DOS HERMANOS DO VALENCIA
DAY TWO: THE EVENING EDITION
By 8pm, we were rested and up again for another evening of tapaering and headed out to visit and revisit a few bars fully intending to take it a little bit easy both on wallet and liver. I am not sure we can successfully say we achieved either. Particularly given our first port of call.
TABERNA ALKAZAR – well known in Valencia as one of the places for seafood, it was very very close to our hotel and set up to be the perfect starting point. So it seemed as we sat at the bar and ordered a couple of cana. They had some pulpo on the menu and it looked good, so we ordered some Gallego ( Galician style ) cooked and then served on a wooden board ( in this case on a plate ) doused in oil and paprika. It was a little tough and had none of the creaminess of that we tried on our trip up North.
With this, we ordered Calamari Fritos, which was a little tough, I am reminded by HP
Then for some reason neither of us can quite explain, HP uttered the fatal words “Tiene Percebes?” I had never tried Percebes before, primarily because the cost is prohibitive. These small barnacles come from the North west ( Galicia to be exact ) of the country and are notoriously difficult to harvest involving as it does scrambling down rock faces sometimes with loss of life.
They were weighed out with all due ceremony and the brought to the bar simply steamed ( or boiled, I am unsure ). Difficult to get the hang of at first, we soon found the necessary technique to open them to release the small amount of flesh in each barnacle.
Then the bill came. €87 for the lot! Of which, €47 was on the small plate of Percebes. Did I enjoy them? Sure. But for €47, I am not sure I would rush to order them again. More research shows that they are normally at their best in the winter months. So, maybe in Spring, they are not quite the same. We did see two or three different types in the mercado available at a range of prices up to EU140 a kilo.
I guess, one marks these things down to experience.
TASCA ANGEL – we rushed up here to bring ourselves down to earth and for a mere €8 indulged in some more of those astonishing sardines along with some rinones, small lamb’s kidneys cooked in sherry. Perfect with a couple of copas of red wine.

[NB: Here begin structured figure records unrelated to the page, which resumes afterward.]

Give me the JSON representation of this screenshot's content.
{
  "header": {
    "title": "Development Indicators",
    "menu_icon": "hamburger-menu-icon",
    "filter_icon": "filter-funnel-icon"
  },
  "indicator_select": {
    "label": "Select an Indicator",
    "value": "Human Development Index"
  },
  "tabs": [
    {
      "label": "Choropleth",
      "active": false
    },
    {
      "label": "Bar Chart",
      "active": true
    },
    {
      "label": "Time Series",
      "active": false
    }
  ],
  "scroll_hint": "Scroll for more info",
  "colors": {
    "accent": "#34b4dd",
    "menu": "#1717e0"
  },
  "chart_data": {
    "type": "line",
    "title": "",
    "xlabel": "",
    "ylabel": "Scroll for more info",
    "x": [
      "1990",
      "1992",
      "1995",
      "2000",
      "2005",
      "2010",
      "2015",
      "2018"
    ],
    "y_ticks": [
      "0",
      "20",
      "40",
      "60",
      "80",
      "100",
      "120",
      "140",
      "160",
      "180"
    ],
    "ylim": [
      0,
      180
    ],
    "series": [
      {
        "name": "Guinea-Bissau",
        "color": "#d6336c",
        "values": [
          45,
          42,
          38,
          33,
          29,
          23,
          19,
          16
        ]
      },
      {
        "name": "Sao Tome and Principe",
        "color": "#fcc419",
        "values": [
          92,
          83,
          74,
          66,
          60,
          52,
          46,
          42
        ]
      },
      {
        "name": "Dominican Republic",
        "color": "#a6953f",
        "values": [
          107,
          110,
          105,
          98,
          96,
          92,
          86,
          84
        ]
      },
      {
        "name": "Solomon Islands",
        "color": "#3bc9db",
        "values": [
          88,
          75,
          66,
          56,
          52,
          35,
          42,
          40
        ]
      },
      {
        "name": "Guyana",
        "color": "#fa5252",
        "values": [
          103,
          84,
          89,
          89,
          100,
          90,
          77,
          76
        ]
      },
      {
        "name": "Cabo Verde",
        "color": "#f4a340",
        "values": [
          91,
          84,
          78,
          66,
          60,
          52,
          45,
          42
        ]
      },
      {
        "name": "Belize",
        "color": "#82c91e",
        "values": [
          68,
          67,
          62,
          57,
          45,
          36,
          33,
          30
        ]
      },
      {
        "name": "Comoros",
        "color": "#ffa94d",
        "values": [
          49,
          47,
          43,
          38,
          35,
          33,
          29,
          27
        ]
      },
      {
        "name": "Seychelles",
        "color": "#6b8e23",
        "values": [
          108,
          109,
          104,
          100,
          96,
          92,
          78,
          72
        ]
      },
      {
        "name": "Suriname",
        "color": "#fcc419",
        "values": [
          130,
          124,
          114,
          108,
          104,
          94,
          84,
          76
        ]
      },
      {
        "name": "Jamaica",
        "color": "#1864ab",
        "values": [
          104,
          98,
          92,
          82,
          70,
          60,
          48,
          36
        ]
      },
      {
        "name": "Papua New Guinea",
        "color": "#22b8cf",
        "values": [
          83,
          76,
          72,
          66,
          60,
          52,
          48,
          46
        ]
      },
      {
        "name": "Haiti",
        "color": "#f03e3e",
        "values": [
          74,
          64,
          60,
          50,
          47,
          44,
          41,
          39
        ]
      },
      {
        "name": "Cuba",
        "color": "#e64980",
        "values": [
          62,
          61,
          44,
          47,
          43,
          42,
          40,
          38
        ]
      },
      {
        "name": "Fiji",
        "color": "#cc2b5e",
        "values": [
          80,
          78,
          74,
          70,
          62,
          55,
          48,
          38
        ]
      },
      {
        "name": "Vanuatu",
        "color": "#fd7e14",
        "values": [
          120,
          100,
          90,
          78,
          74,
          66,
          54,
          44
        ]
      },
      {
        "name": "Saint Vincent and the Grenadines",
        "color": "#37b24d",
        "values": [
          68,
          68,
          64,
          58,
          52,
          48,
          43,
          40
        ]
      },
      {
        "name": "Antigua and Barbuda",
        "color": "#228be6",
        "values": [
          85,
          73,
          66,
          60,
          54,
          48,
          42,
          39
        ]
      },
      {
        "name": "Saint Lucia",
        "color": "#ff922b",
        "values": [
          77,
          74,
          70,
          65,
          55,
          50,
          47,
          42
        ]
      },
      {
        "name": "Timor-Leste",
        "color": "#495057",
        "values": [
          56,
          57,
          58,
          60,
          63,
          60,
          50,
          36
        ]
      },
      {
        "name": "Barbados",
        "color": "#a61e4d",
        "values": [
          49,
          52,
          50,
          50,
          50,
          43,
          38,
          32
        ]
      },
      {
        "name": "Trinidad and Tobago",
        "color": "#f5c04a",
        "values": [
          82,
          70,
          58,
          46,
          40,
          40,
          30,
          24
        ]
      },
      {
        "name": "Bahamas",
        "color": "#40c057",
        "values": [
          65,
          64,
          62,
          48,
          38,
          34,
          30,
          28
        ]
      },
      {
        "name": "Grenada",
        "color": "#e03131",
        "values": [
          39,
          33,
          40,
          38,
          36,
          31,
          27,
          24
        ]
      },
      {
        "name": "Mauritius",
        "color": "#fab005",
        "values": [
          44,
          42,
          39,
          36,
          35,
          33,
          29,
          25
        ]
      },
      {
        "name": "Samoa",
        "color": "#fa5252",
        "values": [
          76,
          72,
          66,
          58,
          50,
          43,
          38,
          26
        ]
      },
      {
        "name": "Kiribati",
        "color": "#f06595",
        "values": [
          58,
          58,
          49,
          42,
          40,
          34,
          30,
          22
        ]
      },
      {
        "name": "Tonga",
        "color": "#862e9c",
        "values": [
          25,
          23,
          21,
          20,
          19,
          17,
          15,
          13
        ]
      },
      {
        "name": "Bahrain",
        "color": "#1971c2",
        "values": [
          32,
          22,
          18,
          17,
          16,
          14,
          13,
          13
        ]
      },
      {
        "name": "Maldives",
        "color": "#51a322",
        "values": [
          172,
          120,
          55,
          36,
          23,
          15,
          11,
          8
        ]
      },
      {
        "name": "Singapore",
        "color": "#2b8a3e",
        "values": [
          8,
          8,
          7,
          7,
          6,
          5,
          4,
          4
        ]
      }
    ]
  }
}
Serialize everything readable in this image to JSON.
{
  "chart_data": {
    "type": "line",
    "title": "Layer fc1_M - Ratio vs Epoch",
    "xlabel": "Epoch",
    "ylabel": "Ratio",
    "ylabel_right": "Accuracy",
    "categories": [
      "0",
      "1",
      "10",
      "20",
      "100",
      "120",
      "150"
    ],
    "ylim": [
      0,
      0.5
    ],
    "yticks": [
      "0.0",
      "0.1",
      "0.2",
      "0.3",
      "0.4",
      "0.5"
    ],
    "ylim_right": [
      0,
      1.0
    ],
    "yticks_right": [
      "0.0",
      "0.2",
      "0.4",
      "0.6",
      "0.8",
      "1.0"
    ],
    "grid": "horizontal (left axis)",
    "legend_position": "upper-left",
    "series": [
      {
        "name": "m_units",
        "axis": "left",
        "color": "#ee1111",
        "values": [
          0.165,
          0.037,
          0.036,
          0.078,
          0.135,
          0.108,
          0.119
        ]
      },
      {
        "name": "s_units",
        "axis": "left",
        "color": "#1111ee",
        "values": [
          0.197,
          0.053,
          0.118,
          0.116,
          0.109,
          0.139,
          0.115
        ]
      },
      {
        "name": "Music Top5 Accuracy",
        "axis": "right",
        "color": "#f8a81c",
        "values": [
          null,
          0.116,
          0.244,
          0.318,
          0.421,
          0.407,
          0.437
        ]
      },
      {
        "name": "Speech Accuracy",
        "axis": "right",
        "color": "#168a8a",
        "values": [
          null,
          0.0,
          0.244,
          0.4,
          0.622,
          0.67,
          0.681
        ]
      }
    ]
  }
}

NOU CARXOFA – Artichokes seem to be a symbol of the city and they can be found everywhere. The name of this bar means, I think the New Artichoke. A nice place to stop for a couple of cana.
TABERNA DE MARISA – back to this bar on Cavelleros to try some more of their Nuevo tapas. Excellent. Croquetta De Iberico were creamy balls of béchamel laced with jamon. Cecina was sliced wafer thin and ChiXtora ( local sausage ) was fiery with paprika. Definitely a place to linger over a glass or two of wine, as we did.
TAVERNA CAVALLERS – a much more traditional bar on the same drag. Not worth bothering with.
By now, we were both beginning to feel a little jaded so we decided to make our last few hops nearer home base. After picking up some slightly blah helado, HP noticed a young guy playing speed chess on the street. He was drawing up quite a crowd and HP, a mean chess player himself, found the challenge too good to resist and hunkered down for a game. He did pretty well too, taking the hustler down to the last few seconds before he lost out to the clock. His opponent made appreciative noises after the game and the watching crowd gave a round of applause. Not bad considering he had not played in ages.
That seemed a suitable full stop to the evening, so we popped in to CAFÉ ASCOT for a night cap. Huge pours of Orujo Blanco and Pacheran and headed back to the hotel.
I think our last words to each other that evening were “€47?!”